Another important service we offer is our support. We have a team of real people who help patients find the lowest prices for their medication and help them actually fill their prescription in the pharmacy. So if you can’t access the mobile app, the website, or just have questions about our services or a particular prescription, we’re here to help. We also have all the information on our website of what to expect when a patient is taking a new medication. It’s a lot of patient services and support that a physician can offer for free. It’s a big value-add for a practice and a big reason why we’re working with about 200,000 practices today.
“We have a team of real people who help patients find the lowest prices for their medication and help them actually fill their prescription in the pharmacy. So if you can’t access the mobile app, the website, or just have questions about our services or a particular prescription, we’re here to help.”

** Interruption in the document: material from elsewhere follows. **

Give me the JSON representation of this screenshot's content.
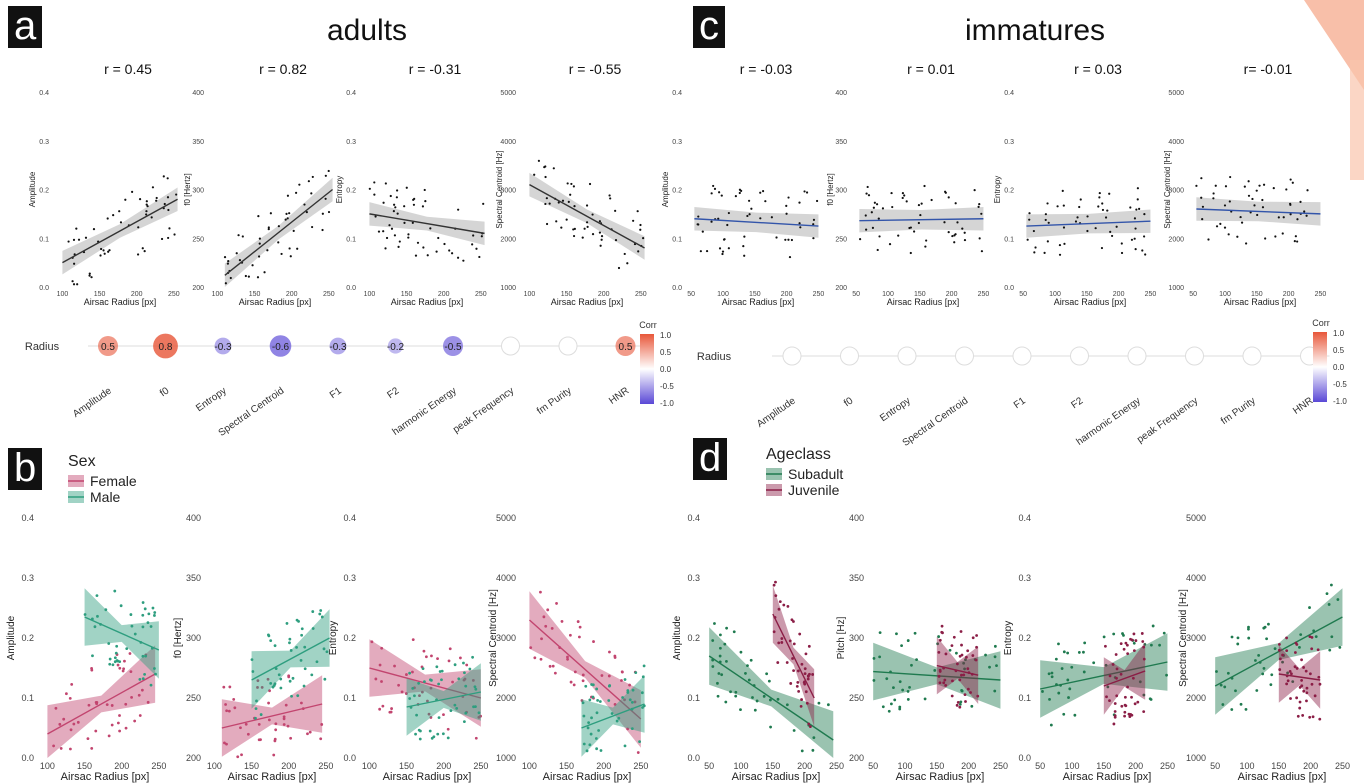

EP: It seems to me that this is a way for medical practices to evolve that close relationship between physician and patient. It used to be that patients would just trust their doctor and insurance company to give them good recommendations. That’s more complicated now, but by bringing cost into the exam room, the doctor can continue being a trusted advisor to the patient.
JM: There’s a growing focus on social determinants of health in this country. If your patient is underinsured or can’t afford healthy food, heat in their apartment, or their medications, it maybe doesn’t matter how talented and expert a medical practice you are. The outcomes are going to suffer. Value-based care is one force for change. It’s really up to individual medical practices to think about how they can innovate and think creatively about helping their patients. It’s good to see conversations around patient cost becoming part of that transformation.